You only have one chance to make a first impression.
Unfortunately for Fred Hoiberg that grace period is now over. It seems like forever ago--Fred Hoiberg was brought on to coach the Bulls after an Eastern Conference Semifinal playoff exit. The process of hiring Hoiberg was a quick one, in fact their wasn't much of a chance for other candidates to even make an impact. The job was Fred's from the beginning, and Gar Forman wouldn't want it any other way. The Bulls General Manager had the puppet strings ready to go, a fresh wad of cash in his hand, and had moved his pawn to signal a checkmate. Forman and company would proceed to sign Hoiberg to a 5 year/$25 million dollar deal. The fit made enough sense, Chicago was looking for a identity under a new coach, Hoiberg was known for having good relationships with his players, and the former Iowa State coach was some sort of an offensive savant.
About all that..
As Hoiberg finishes up his second full season with the Bulls, none of those impressions have stuck. Actually, players and fans alike have felt like the opposite is true about Hoiberg. The identity of this team has yet to be realized, there have been multiple reports of players not respecting Hoiberg, and his offensive system has yet to come to fruition. This proves to be another situation in which the Bulls' front office couldn't evaluate talent properly. Sure, it's still very early into his NBA coaching career, but nothing suggests that Hoiberg will be an outstanding head coach when the it's all said and done. I'm not sold on his long-term future coaching in the association. The lack of character and calling card for this current group is concerning, this season has consisted of inconsistency, young players not taking major strides, and Jimmy Butler and Dwyane Wade bailing them out down the stretch.
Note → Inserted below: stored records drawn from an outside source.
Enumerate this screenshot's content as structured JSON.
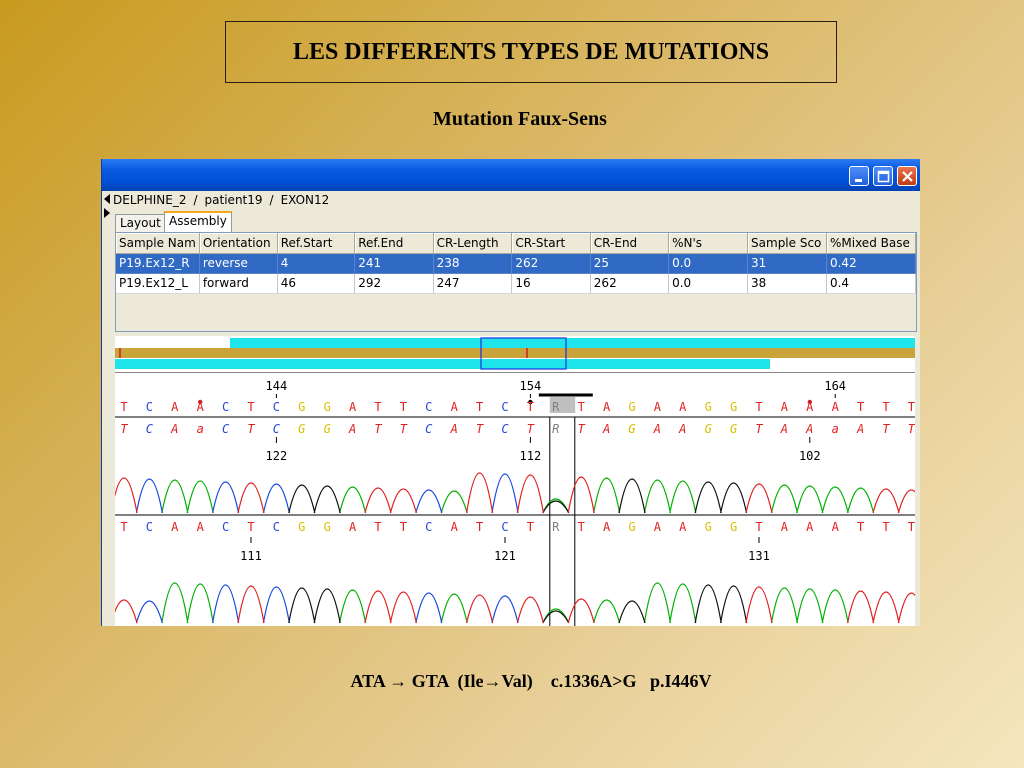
{
  "slide": {
    "title": "LES DIFFERENTS TYPES DE MUTATIONS",
    "subtitle": "Mutation Faux-Sens",
    "caption": "ATA → GTA  (Ile→Val)    c.1336A>G   p.I446V"
  },
  "app": {
    "breadcrumb": [
      "DELPHINE_2",
      "patient19",
      "EXON12"
    ],
    "breadcrumb_sep": "/",
    "tabs": [
      "Layout",
      "Assembly"
    ],
    "active_tab": "Assembly",
    "window_controls": [
      "minimize-icon",
      "maximize-icon",
      "close-icon"
    ],
    "table": {
      "columns": [
        "Sample Nam",
        "Orientation",
        "Ref.Start",
        "Ref.End",
        "CR-Length",
        "CR-Start",
        "CR-End",
        "%N's",
        "Sample Sco",
        "%Mixed Base"
      ],
      "rows": [
        [
          "P19.Ex12_R",
          "reverse",
          "4",
          "241",
          "238",
          "262",
          "25",
          "0.0",
          "31",
          "0.42"
        ],
        [
          "P19.Ex12_L",
          "forward",
          "46",
          "292",
          "247",
          "16",
          "262",
          "0.0",
          "38",
          "0.4"
        ]
      ],
      "selected_row": 0
    },
    "trace": {
      "reference_bases": "TCAACTCGGATTCATCTRTAGAAGGTAAATTT",
      "read1_bases": "TCAaCTCGGATTCATCTRTAGAAGGTAAaATT",
      "read2_bases": "TCAACTCGGATTCATCTRTAGAAGGTAAATTT",
      "top_positions": [
        "144",
        "154",
        "164"
      ],
      "read1_positions": [
        "122",
        "112",
        "102"
      ],
      "read2_positions": [
        "111",
        "121",
        "131"
      ],
      "highlight_base": "R",
      "base_colors": {
        "A": "#e02020",
        "C": "#2848d8",
        "G": "#d8c000",
        "T": "#e02020",
        "R": "#808080"
      }
    }
  }
}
This season Butler has averaged 6.9 points in the fourth quarter, and Wade is second on the team with 6.1. No other player is averaging more than 4 points in the final frame.
The offensive numbers haven't been promising either, this season the Bulls rank 16th in offensive rating with a rating of 107.8, rank 30th in effective field goal percentage shooting 48% and 24th in pace--something that was supposed to improve under a new regime. Hoiberg doesn't have the personnel to make his system work, and that's because of the inability to surround Jimmy Butler with capable shooters. It's not fair to generalize Hoiberg's system when he doesn't have the players to make it work, however, it remains to be seen whether or not "Hoiball" will work.
Accountability and the ability to manage personalities have turned out to be two of Hoiberg's most glaring weaknesses. I am not in the locker room everyday, not do I have personal relationships with the players on the team, but the report from ESPN's Nick Friedell on Monday struck a chord with me. Friedell asked new Bull Cameron Payne about his role, and Payne responded with the following. "He hasn't said much about it. I'm pretty sure that it's all going to come out here, coming through practice. That's all I can really control. That's all I know." This isn't the first time that younger players have voiced their concerns with Fred's inability to communicate. Michael Carter-Williams told reporters that he was surprised by his benching in January. Two glaring problems stick out here--the inability to be honest with players, and the lack of communication on all fronts. Coming into this job, Gar Forman made it very well known that one of Hoiberg's biggest strengths was his ability to relate to players. Trust is a two way street, but the coach has to set the tone.
For now Chicago continues to push for a postseason birth, trying to find their identity and learn how to trust each other throughout the process. A slippery slope that is certain to lead to more questions than answers, but we're used to this at this point.